Lessaris worked with partners to open uBreakiFix stores in Indiana. Then, in late 2014, he sold his stake with the group and partnered with Ron Harb, who owned the franchise rights to Michigan, and the two began opening locations.To date he and Harb co-own six shops across the Detroit metro area, with more on the way.
To keep the operation running smoothly, Lessaris starts his days early, waking at 6 a.m. he’s downed a breakfast of yogurt and fruit and walked out the door by 7:30 to start the day’s business.
By 8:30 a.m. Lessaris has arrived at one of his stores and begins fielding emails from the day before and checking accounts to make sure nightly deposits were made. “This is a time that I cherish since I have no distractions,” he says.
At 10 a.m. he chats with his district manager, Benjamin Willoughby,either by phone or in person, “He gives me the low down on managers, new employees, store issues and anything else he thinks needs my attention,” Lessaris told Forbes. “Every Friday we meet for breakfast to go over the week and anything pressing we need to do to get ready for the weekend. Retail is a weekend business, so we discuss any last minute things we need to address before business picks up.”
Each day Lessaris works in at least one of his locations. Since he too knows how to repair devices, he pitches in when needed. At 1 p.m. he reconciles the company’s accounts and works on payroll before breaking for lunch at 2 p.m.—usually dining on something he brought from home. At 3 p.m. Lessaris is on the phone with Harb. We go over any new projects we are working on and share ideas on how we can make this business better.
In the afternoons, he heads to another store in the system, helping where needed. “As an owner, you are seen as the top boss,” he says. “But in reality, you have to know everything inside and out of the business to be successful. This gives you the ability to come in and help with whatever the store needs. No job is too small or too low. I am in the trenches with my team, and they see that. It shows them they are not alone.”
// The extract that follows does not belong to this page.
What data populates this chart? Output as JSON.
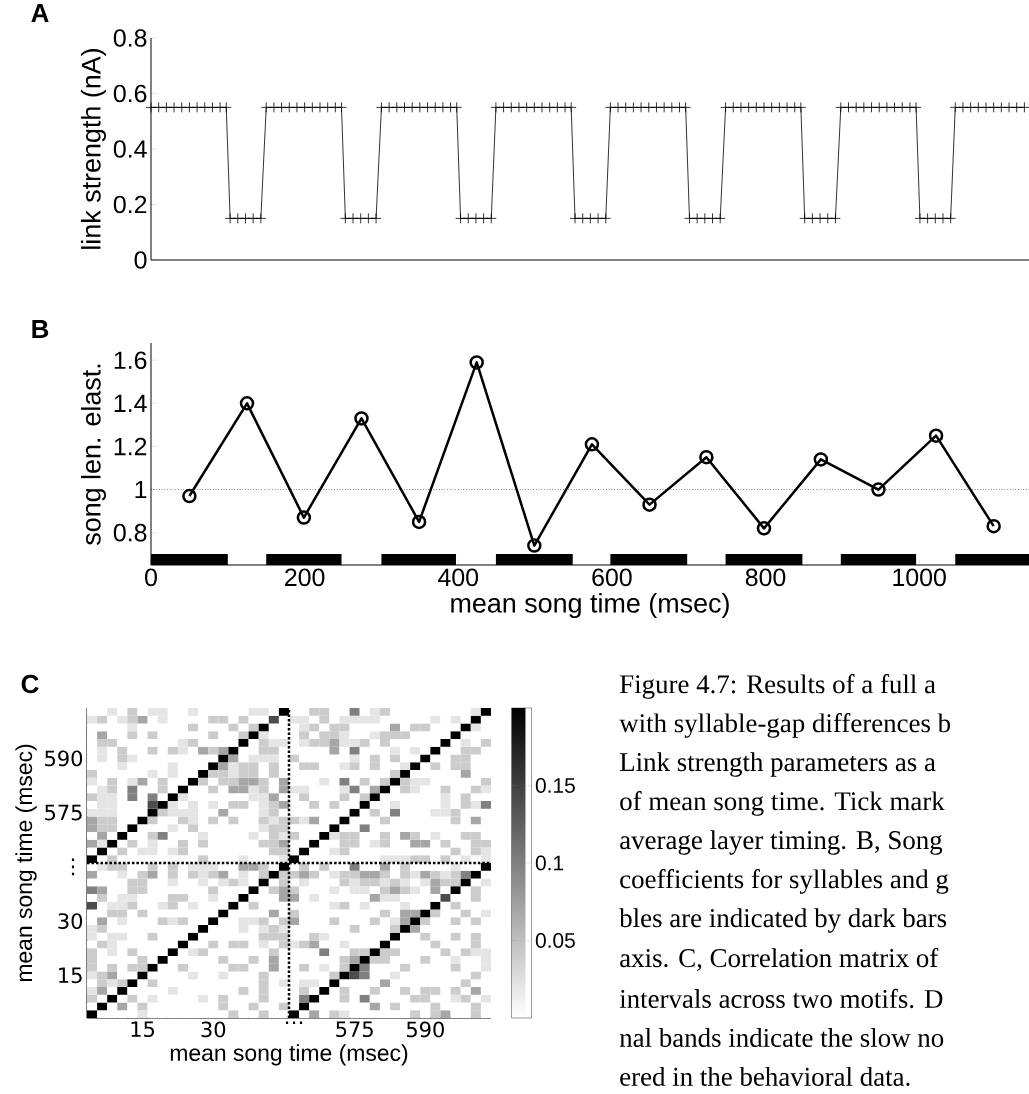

Lessaris is generally home by 7:30 p.m. and cooks dinner with his girlfriend before returning to work fielding emails and messages from his team. “Usually there is a lot of chatter going on with the team on what happened during the day—any customer issues or crazy repairs—so I’ll address those things as needed.” After that, after some TV time, he’s asleep by midnight.
Lessaris tries to incorporate exercise and personal time into his schedule, but that can be tough when you’re running things. “I am always on call when it comes to the stores, from security alarms going off early in the morning to team members calling because their car broke down at 1am,” he explains. “This is what I signed up for and this is what I enjoy.”
The future, he says, is all about growth, and he’s not worried about becoming bored running a device repair service, he says, because technology is always changing. “It’s not like we’re making the same turkey sandwich every day for the next five or ten years. We are redeveloping our business, changing what we repair, how we train, how we get our parts every six months.”